It’s happening a lot more these days, this blurring of the lines between dystopian fantasies and the world I see around me. I used to absorb those works of fiction which let me bathe in the tragic absurdity of what the world could become. It might even have seemed remotely realistic, but it was still fiction: the secret police abductions of homosexuals in V For Vendetta, the eugenics in Gattaca, the suppression of emotions and art in Equilibrium, the martial law and terrorism in Children of Men, the drugs and surveillance of A Scanner Darkly, the cybernetics in Johnny Mnemonic, the ruthless corporatocracy in Resident Evil, the oppressive conformity in The Giver and Anthem, the absurd government in Demolition Man, and the list goes on.
But now I can’t even tell. Certainly our technologies and governments and corporations are not so extreme as in the above portrayals, but they are becoming reminiscent. More and more I feel like I’m living in an early cyberpunk setting. Most recently I had a conversation with a friend about Burj Dubai (pictured above). He said, “I actually find the aesthetics of dystopia pleasing, and this is one of the best representations of a coming dystopian era that I’ve seen; it’s macabre in its opulence.”
I agree. It’s terribly majestic.
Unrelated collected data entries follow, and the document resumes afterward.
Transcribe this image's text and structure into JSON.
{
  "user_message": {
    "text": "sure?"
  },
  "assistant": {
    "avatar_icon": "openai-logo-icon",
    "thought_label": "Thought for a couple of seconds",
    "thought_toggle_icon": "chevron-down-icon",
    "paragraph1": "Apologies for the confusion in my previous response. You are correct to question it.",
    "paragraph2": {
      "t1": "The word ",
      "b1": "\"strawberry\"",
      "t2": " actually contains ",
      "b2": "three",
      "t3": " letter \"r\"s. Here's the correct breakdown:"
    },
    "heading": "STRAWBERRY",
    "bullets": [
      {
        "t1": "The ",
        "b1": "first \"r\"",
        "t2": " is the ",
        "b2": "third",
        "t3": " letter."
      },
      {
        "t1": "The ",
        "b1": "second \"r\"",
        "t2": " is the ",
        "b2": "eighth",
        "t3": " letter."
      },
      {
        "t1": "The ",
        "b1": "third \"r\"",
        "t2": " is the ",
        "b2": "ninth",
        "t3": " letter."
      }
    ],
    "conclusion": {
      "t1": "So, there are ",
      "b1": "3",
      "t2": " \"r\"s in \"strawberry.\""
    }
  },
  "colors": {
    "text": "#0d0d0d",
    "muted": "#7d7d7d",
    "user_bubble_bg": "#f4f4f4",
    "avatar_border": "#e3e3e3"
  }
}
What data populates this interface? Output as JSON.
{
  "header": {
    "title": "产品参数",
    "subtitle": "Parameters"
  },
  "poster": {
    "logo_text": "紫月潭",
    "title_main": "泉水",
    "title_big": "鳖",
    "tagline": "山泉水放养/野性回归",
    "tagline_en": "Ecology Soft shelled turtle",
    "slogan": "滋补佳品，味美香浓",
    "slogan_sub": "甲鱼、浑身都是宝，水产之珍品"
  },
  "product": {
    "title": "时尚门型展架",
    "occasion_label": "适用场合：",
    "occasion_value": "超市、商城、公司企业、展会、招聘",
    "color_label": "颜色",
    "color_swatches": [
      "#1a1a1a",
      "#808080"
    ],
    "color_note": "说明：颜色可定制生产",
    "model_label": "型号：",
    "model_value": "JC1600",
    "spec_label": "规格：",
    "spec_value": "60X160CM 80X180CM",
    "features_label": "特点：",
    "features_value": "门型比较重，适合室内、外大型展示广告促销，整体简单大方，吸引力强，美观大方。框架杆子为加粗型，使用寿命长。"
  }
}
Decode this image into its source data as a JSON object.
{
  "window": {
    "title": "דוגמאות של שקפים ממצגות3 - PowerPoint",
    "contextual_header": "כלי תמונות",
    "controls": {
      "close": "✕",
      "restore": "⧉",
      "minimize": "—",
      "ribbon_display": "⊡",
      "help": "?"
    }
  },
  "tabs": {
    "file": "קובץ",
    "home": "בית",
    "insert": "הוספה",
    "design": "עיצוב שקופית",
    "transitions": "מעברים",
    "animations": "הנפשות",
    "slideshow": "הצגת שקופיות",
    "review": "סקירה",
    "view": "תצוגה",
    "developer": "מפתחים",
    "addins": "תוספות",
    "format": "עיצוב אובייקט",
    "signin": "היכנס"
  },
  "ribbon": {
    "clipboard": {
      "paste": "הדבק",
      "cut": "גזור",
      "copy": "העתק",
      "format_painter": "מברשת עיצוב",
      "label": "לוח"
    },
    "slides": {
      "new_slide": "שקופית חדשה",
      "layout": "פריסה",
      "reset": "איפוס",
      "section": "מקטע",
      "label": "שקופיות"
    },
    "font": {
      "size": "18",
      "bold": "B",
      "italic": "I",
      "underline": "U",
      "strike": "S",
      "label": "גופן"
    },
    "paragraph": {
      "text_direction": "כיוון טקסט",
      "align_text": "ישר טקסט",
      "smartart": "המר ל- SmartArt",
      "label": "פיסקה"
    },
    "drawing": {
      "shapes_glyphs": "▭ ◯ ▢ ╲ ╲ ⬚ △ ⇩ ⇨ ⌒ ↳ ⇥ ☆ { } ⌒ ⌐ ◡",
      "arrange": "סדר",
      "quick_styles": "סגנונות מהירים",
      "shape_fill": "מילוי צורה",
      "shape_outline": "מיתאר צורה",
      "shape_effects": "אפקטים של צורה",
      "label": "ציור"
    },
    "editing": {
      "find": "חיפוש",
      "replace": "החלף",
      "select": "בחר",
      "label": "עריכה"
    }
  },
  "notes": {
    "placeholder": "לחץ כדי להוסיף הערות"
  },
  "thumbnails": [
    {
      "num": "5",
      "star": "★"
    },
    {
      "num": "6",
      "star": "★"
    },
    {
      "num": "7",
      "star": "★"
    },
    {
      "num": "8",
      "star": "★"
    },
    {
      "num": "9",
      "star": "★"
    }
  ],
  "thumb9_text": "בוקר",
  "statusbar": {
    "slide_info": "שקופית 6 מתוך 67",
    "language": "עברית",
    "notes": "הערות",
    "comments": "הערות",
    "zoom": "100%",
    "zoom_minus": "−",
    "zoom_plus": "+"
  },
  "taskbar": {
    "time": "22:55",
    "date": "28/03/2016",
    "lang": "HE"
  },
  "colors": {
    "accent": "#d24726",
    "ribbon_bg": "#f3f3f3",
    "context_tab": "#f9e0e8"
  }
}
I’m not quite worried what society will become. More than ever, I find myself able to imagine sudden dramatic shifts–militarization, cybernetics, eugenics, oppression of our freedom, suppression of our humanity, etc. I know the momentum of history is by now inescapable, so despair is futile. We’re entering that world. We don’t know precisely what it will look like, but it will be ugly. And it will possess a tragic beauty.